Liu might be right, that creation myths pale in comparison to the big bang. But that’s missing the magic a bit: those myths and epics he derides, and his derision itself, are all products of that same story-telling machine, our imaginations. Those imaginations are just as much a natural product of the big bang as any star, galaxy, element, or animal. What’s more, science — applied to the very minds that have made scientific discoveries and written epics — has revealed far less about those minds than it has about stars.
We could follow that thread a lot further, but let’s just thank Liu for it, and move on to how his emphasis on, and this specific praise for, science puts his novel in a different light. Yes, while his dreamed-up version of an alien civilization is creative, it is deeply rooted in details of math and physics. That fact, combined with his preference for “reality” over imagination, makes clear that for Liu first contact isn’t just a mental exercise or a math problem, it is a real possibility. At any time.
Which brings us to this:
Liu has good reason to admonish us for so easily hating one another. We’re cruel. And he also has good reason to (rather gently) condemn how we’re so willing to believe the best about any possible alien invasion, Independence Day and its ilk aside.

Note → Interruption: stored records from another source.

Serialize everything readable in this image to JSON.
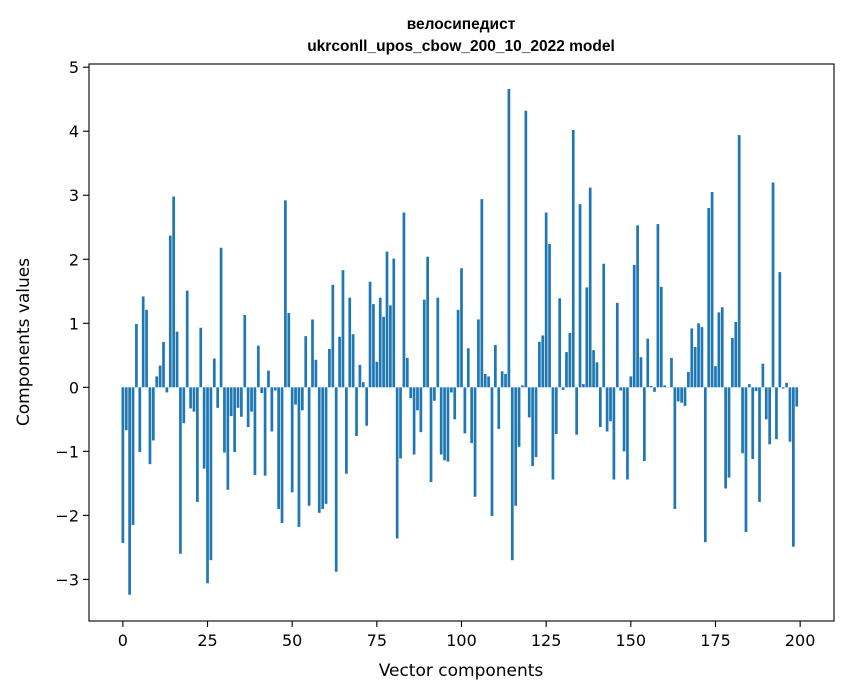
{
  "chart_data": {
    "type": "bar",
    "title": [
      "велосипедист",
      "ukrconll_upos_cbow_200_10_2022 model"
    ],
    "xlabel": "Vector components",
    "ylabel": "Components values",
    "xlim": [
      -10,
      210
    ],
    "ylim": [
      -3.65,
      5.05
    ],
    "xticks": [
      0,
      25,
      50,
      75,
      100,
      125,
      150,
      175,
      200
    ],
    "yticks": [
      -3,
      -2,
      -1,
      0,
      1,
      2,
      3,
      4,
      5
    ],
    "ytick_labels": [
      "−3",
      "−2",
      "−1",
      "0",
      "1",
      "2",
      "3",
      "4",
      "5"
    ],
    "grid": false,
    "bar_color": "#1f77b4",
    "x": [
      0,
      1,
      2,
      3,
      4,
      5,
      6,
      7,
      8,
      9,
      10,
      11,
      12,
      13,
      14,
      15,
      16,
      17,
      18,
      19,
      20,
      21,
      22,
      23,
      24,
      25,
      26,
      27,
      28,
      29,
      30,
      31,
      32,
      33,
      34,
      35,
      36,
      37,
      38,
      39,
      40,
      41,
      42,
      43,
      44,
      45,
      46,
      47,
      48,
      49,
      50,
      51,
      52,
      53,
      54,
      55,
      56,
      57,
      58,
      59,
      60,
      61,
      62,
      63,
      64,
      65,
      66,
      67,
      68,
      69,
      70,
      71,
      72,
      73,
      74,
      75,
      76,
      77,
      78,
      79,
      80,
      81,
      82,
      83,
      84,
      85,
      86,
      87,
      88,
      89,
      90,
      91,
      92,
      93,
      94,
      95,
      96,
      97,
      98,
      99,
      100,
      101,
      102,
      103,
      104,
      105,
      106,
      107,
      108,
      109,
      110,
      111,
      112,
      113,
      114,
      115,
      116,
      117,
      118,
      119,
      120,
      121,
      122,
      123,
      124,
      125,
      126,
      127,
      128,
      129,
      130,
      131,
      132,
      133,
      134,
      135,
      136,
      137,
      138,
      139,
      140,
      141,
      142,
      143,
      144,
      145,
      146,
      147,
      148,
      149,
      150,
      151,
      152,
      153,
      154,
      155,
      156,
      157,
      158,
      159,
      160,
      161,
      162,
      163,
      164,
      165,
      166,
      167,
      168,
      169,
      170,
      171,
      172,
      173,
      174,
      175,
      176,
      177,
      178,
      179,
      180,
      181,
      182,
      183,
      184,
      185,
      186,
      187,
      188,
      189,
      190,
      191,
      192,
      193,
      194,
      195,
      196,
      197,
      198,
      199
    ],
    "values": [
      -2.43,
      -0.67,
      -3.24,
      -2.15,
      0.99,
      -1.01,
      1.42,
      1.21,
      -1.2,
      -0.83,
      0.17,
      0.34,
      0.71,
      -0.08,
      2.37,
      2.98,
      0.87,
      -2.6,
      -0.56,
      1.51,
      -0.33,
      -0.38,
      -1.79,
      0.93,
      -1.27,
      -3.06,
      -2.7,
      0.45,
      -0.32,
      2.18,
      -1.02,
      -1.6,
      -0.45,
      -1.01,
      -0.32,
      -0.46,
      1.13,
      -0.62,
      -0.38,
      -1.37,
      0.65,
      -0.09,
      -1.38,
      0.26,
      -0.69,
      -0.05,
      -1.9,
      -2.12,
      2.92,
      1.16,
      -1.64,
      -0.27,
      -2.18,
      -0.36,
      0.8,
      -1.85,
      1.06,
      0.43,
      -1.96,
      -1.9,
      -1.82,
      0.6,
      1.6,
      -2.88,
      0.79,
      1.83,
      -1.35,
      1.4,
      0.83,
      -0.76,
      0.35,
      0.08,
      -0.6,
      1.65,
      1.3,
      0.4,
      1.4,
      1.1,
      2.12,
      1.28,
      2.01,
      -2.36,
      -1.11,
      2.73,
      0.46,
      -0.17,
      -1.05,
      -0.36,
      -0.7,
      1.37,
      2.04,
      -1.48,
      -0.21,
      1.4,
      -1.05,
      -1.14,
      -1.16,
      -0.08,
      -0.5,
      1.21,
      1.86,
      -0.72,
      0.61,
      -0.87,
      -1.71,
      1.06,
      2.94,
      0.21,
      0.17,
      -2.01,
      0.66,
      -0.65,
      0.25,
      0.21,
      4.66,
      -2.7,
      -1.85,
      -0.93,
      0.03,
      4.32,
      -0.47,
      -1.23,
      -1.09,
      0.71,
      0.81,
      2.73,
      2.24,
      -1.44,
      -0.73,
      1.39,
      -0.04,
      0.55,
      0.85,
      4.02,
      -0.74,
      2.86,
      0.05,
      1.56,
      3.12,
      0.58,
      0.39,
      -0.62,
      1.93,
      -0.69,
      -0.53,
      -1.44,
      1.32,
      -0.05,
      -1.0,
      -1.44,
      0.17,
      1.91,
      2.53,
      0.47,
      -1.15,
      0.76,
      0.02,
      -0.07,
      2.55,
      1.57,
      0.03,
      0.0,
      0.46,
      -1.9,
      -0.22,
      -0.24,
      -0.29,
      0.24,
      0.92,
      0.63,
      1.0,
      0.94,
      -2.42,
      2.8,
      3.05,
      0.33,
      1.17,
      1.25,
      -1.58,
      -1.41,
      0.77,
      1.02,
      3.94,
      -1.03,
      -2.26,
      0.05,
      -1.12,
      -0.06,
      -1.79,
      0.37,
      -0.5,
      -0.89,
      3.2,
      -0.81,
      1.8,
      -0.02,
      0.07,
      -0.85,
      -2.49,
      -0.3
    ]
  }
}
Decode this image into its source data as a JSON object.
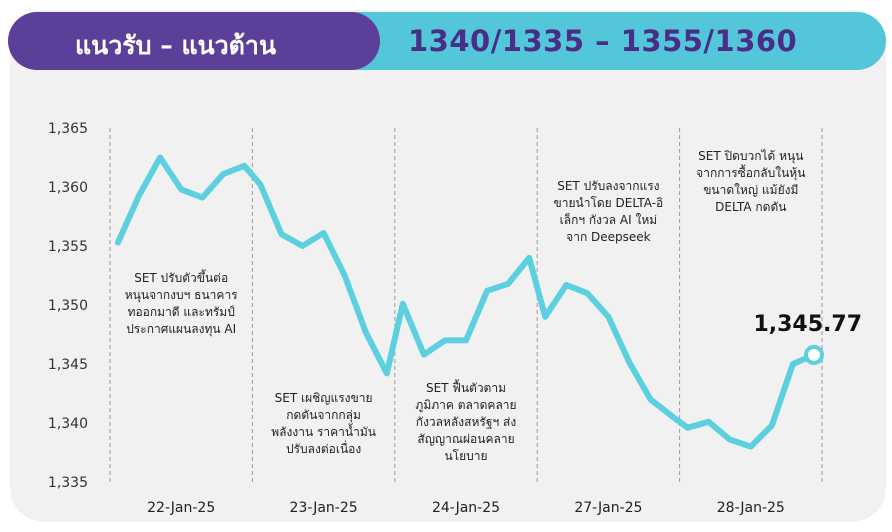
{
  "header": {
    "title": "แนวรับ – แนวต้าน",
    "levels": "1340/1335 – 1355/1360"
  },
  "colors": {
    "purple": "#5c3f98",
    "cyan": "#54c6d9",
    "line": "#5cd0df",
    "level_text": "#4a2d86"
  },
  "chart_data": {
    "type": "line",
    "title": "",
    "xlabel": "",
    "ylabel": "",
    "ylim": [
      1335,
      1365
    ],
    "yticks": [
      1335,
      1340,
      1345,
      1350,
      1355,
      1360,
      1365
    ],
    "ytick_labels": [
      "1,335",
      "1,340",
      "1,345",
      "1,350",
      "1,355",
      "1,360",
      "1,365"
    ],
    "days": [
      "22-Jan-25",
      "23-Jan-25",
      "24-Jan-25",
      "27-Jan-25",
      "28-Jan-25"
    ],
    "grid": "vertical dashed day separators",
    "series": [
      {
        "values": [
          [
            1355.3,
            1359.3,
            1362.5,
            1359.8,
            1359.1,
            1361.1,
            1361.8
          ],
          [
            1360.2,
            1356.0,
            1355.0,
            1356.1,
            1352.5,
            1347.7,
            1344.2
          ],
          [
            1350.1,
            1345.8,
            1347.0,
            1347.0,
            1351.2,
            1351.8,
            1354.0
          ],
          [
            1349.0,
            1351.7,
            1351.0,
            1349.0,
            1345.1,
            1342.0,
            1340.6
          ],
          [
            1339.6,
            1340.1,
            1338.6,
            1338.0,
            1339.8,
            1345.0,
            1345.77
          ]
        ]
      }
    ],
    "last_value_label": "1,345.77",
    "annotations": [
      "SET ปรับตัวขึ้นต่อ\nหนุนจากงบฯ ธนาคาร\nทออกมาดี และทรัมป์\nประกาศแผนลงทุน AI",
      "SET เผชิญแรงขาย\nกดดันจากกลุ่ม\nพลังงาน ราคาน้ำมัน\nปรับลงต่อเนื่อง",
      "SET ฟื้นตัวตาม\nภูมิภาค ตลาดคลาย\nกังวลหลังสหรัฐฯ ส่ง\nสัญญาณผ่อนคลาย\nนโยบาย",
      "SET ปรับลงจากแรง\nขายนำโดย DELTA-อิ\nเล็กฯ กังวล AI ใหม่\nจาก Deepseek",
      "SET ปิดบวกได้ หนุน\nจากการซื้อกลับในหุ้น\nขนาดใหญ่ แม้ยังมี\nDELTA กดดัน"
    ]
  }
}
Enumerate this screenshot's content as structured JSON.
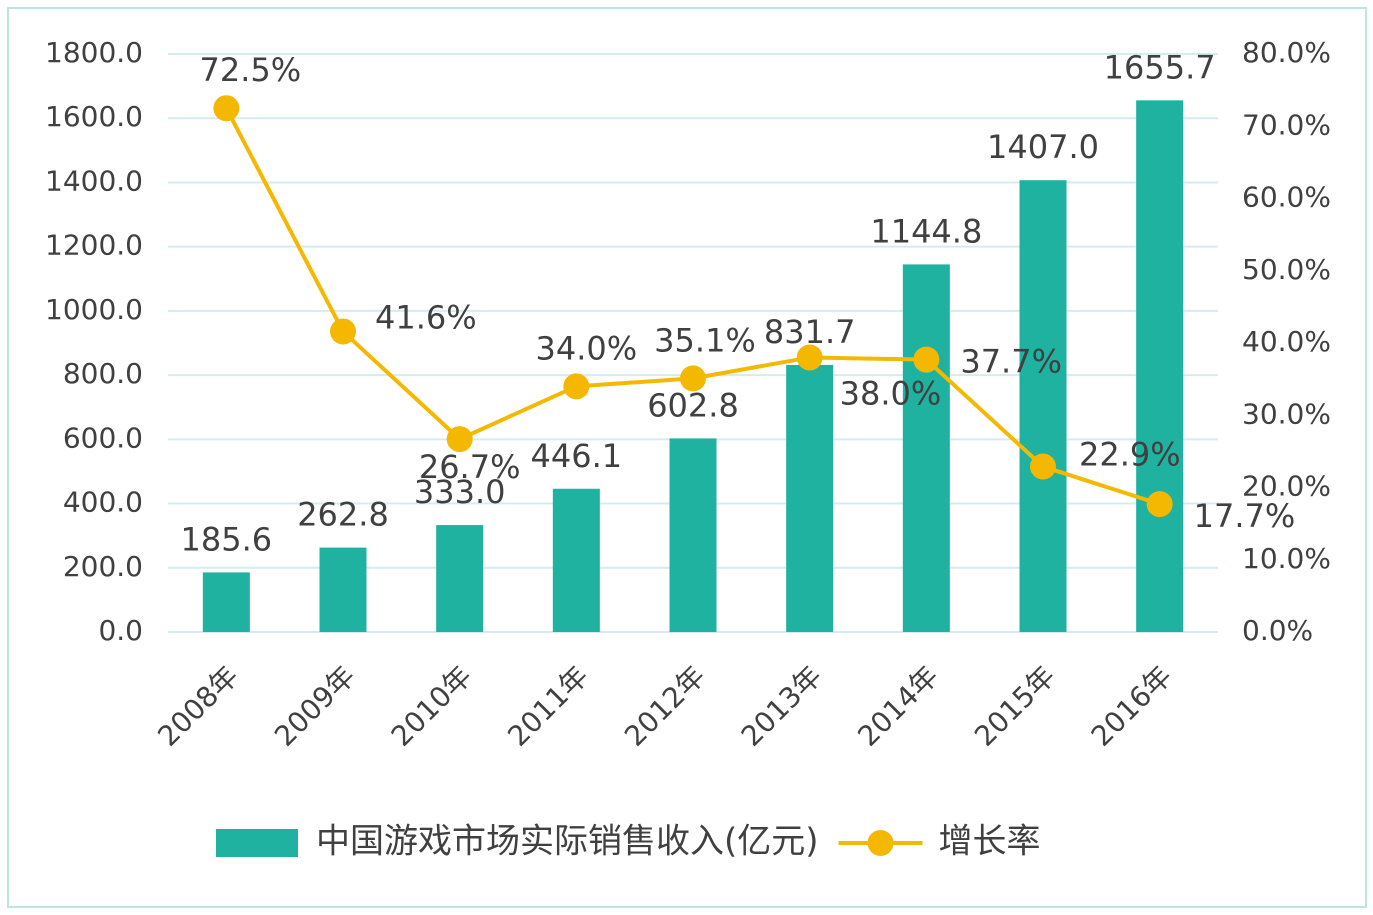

Notably, while tales of alien abductions, UFO conspiracy theories, and salvation coming from the heavens have long lived on the fringe, there’s now a case to be made that belief in aliens could be our next religion, thanks mainly to that belief catching on among those in power. As Claire Coffey notes in her review of D.W. Pasulka’s American Cosmic: UFOs Religion, and Technology, “To decent Romans, Christianity was a weird and possibly sorcerous cult practiced by rednecks and illiterates — until suddenly it was the force behind the empire.”
I don’t find this take that convincing, as both “those in power” and the focus of their beliefs remain elusive. But it’s not as though only citizens of the fringe are looking to the skies. Have you seen the March cover of National Geographic?
It’s a powerful front page. And yet for me Liu’s passage above more forcefully brings this possibility of alien life from the realm of storytelling to the realm of — this could happen. At any moment.
Clearly many people can imagine first contact happening. And they, like Liu, recognize that an alien encounter would blow the lid off of our history, philosophy, religion, etc. But most scientists who believe there must be other life in the universe still seek proof, like doubting Thomases, making this possibility of an encounter feel like something always just out there over the time horizon.
To me, the tack Liu takes in the epilogue ups the likelihood of a first contact. Why? Because it’s a warning.
An encounter with an alien intelligence would be a paradigm shift in our understanding of nature, the world, and our place in it. The wishful thinking Liu calls us out on is one way of dealing with that. Liu’s warning is another. It’s possible we all die before either coping mechanism is put to the test. Or both could be tested any minute now.
There’s one other possibility, of course. That we’ve already encountered aliens and just don’t know it.
As Seth Shostak, an astronomer at the SETI Institute, puts it: “The click beetles in my backyard don’t notice that they’re surrounded by intelligent beings — namely my neighbors and me. But we’re here, nonetheless.”